– Но мне это очень нужно, – сказала она.
Явно обидевшись, Нэнни уступила ребенка.
– Но не веселите ее после ужина. Вы всегда так делаете, мэм. А мне потом с ней мучиться!
Слава богу! Нэнни вышла из комнаты с полотенцами.
– Наконец-то мы с тобой наедине, моя дорогая малышка, – сказала Берта, когда ребенок прижался к ней.
Девочка с удовольствием ела, тянула губки к ложке, размахивала ручками. Иногда она не выпускала ложку, а иногда, едва Берта наполняла ее, отмахивалась.
Когда суп был доеден, Берта перебралась поближе к камину.
– Ты такая сладкая! – сказала она, целуя свою теплую малышку. – Как же я тебя обожаю. Просто души в тебе не чаю.
И действительно, она так любила Малышку Би – ее шейку, когда та наклонялась вперед, ее изящные пальчики на ножках, когда они прозрачно блестели в свете камина, – и к ней снова возвращалось чувство блаженства, и она снова не знала, как его выразить и что с ним делать.
– Вас просят к телефону, – сообщила Нэнни, с триумфом выхватив у нее из рук Малышку Би.
Берта бросилась вниз. Это Гарри.
– Ох, это ты, Бер? Послушай, я буду поздно. Возьму такси и приеду, как только смогу, но, пожалуйста, отложи ужин минут на десять. Хорошо?
– Да, конечно. Ох, Гарри!
– Да?
Что она должна была сказать? Ей было нечего сказать. Она всего лишь хотела прикоснуться к нему на мгновение. Не могла же она нелепо закричать: «Сегодня был чудесный день, не правда ли»
– Что? – повторил негромкий голос.
– Ничего. Entendu[3], – ответила Берта и повесила трубку, вновь подумав о том, как глупа цивилизация.
К ужину ожидались гости. Были приглашены супруги Норман Найт – очень солидная пара (он собирался открыть театр, а она страстно увлекалась оформлением интерьеров), молодой человек Эдди Уоррен, который только что опубликовал небольшой сборник стихов и которого все мечтали заполучить на ужин, и одна «находка» Берты по имени Перл Фултон. Чем занималась мисс Фултон, Берта не знала. Они познакомились в клубе, и Берта просто влюбилась в нее, как всегда влюблялась в красивых женщин, в которых было нечто странное.
Но кое-что досаждало: несмотря на то, что они проводили вместе время, несколько раз встречались и вели глубокие беседы, Берта никак не могла ее разгадать. До определенного предела мисс Фултон была на редкость откровенна, но существовал этот определенный предел, и дальше него она не пускала.
Скрывалось ли что-нибудь за этим? Гарри говорил, что нет. Он считал ее глупой и «бесчувственной, как это свойственно блондинкам, возможно с признаками анемии мозга». Но Берта с ним не соглашалась, во всяком случае пока.
– За этой манерой сидеть слегка склонив голову набок и улыбаться точно что-то кроется, Гарри, и я должна выяснить, что именно.
– Скорее всего, хороший аппетит, – отвечал Гарри.

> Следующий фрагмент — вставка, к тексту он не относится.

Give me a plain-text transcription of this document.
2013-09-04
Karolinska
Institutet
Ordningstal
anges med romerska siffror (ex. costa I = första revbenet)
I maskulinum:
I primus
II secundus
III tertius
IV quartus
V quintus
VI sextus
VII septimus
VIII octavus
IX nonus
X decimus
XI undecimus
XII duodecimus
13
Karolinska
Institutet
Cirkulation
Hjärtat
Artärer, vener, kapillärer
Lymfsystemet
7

Он тут же подхватывал ее размышления, добавляя что-нибудь вроде «печень, моя дорогая девочка», или «чистый метеоризм», или «болезнь почек»… и так далее. По какой-то странной причине Берте это нравилось и даже вызывало восхищение.
Она прошла в гостиную и разожгла огонь в камине, а затем собрала одну за другой подушки, которые так тщательно разложила Мэри, и принялась бросать их обратно на кресла и диваны. Это все изменило: комната сразу преобразилась. Она собиралась бросить последнюю подушку, но, к своему удивлению, прижала ее к себе крепко-накрепко. Хотя и это не погасило пламя в ее груди. Напротив!
С балкона гостиной открывался вид на сад. В дальнем конце, у ограды, росла высокая стройная груша; сейчас она была в пышном цвету и казалась идеальной, словно застывшей на фоне нефритово-зеленого неба. Берта даже издалека чувствовала, что на дереве нет ни одного бутона или увядшего лепестка. Внизу, на клумбах, красные и желтые тюльпаны с приближением сумерек склоняли к земле свои тяжелые головки. По лужайке, волоча брюхо, ползла серая кошка, а за ней – черная, как ее тень. Вид этих зверей, целеустремленных и быстрых, вызвал у Берты странную дрожь.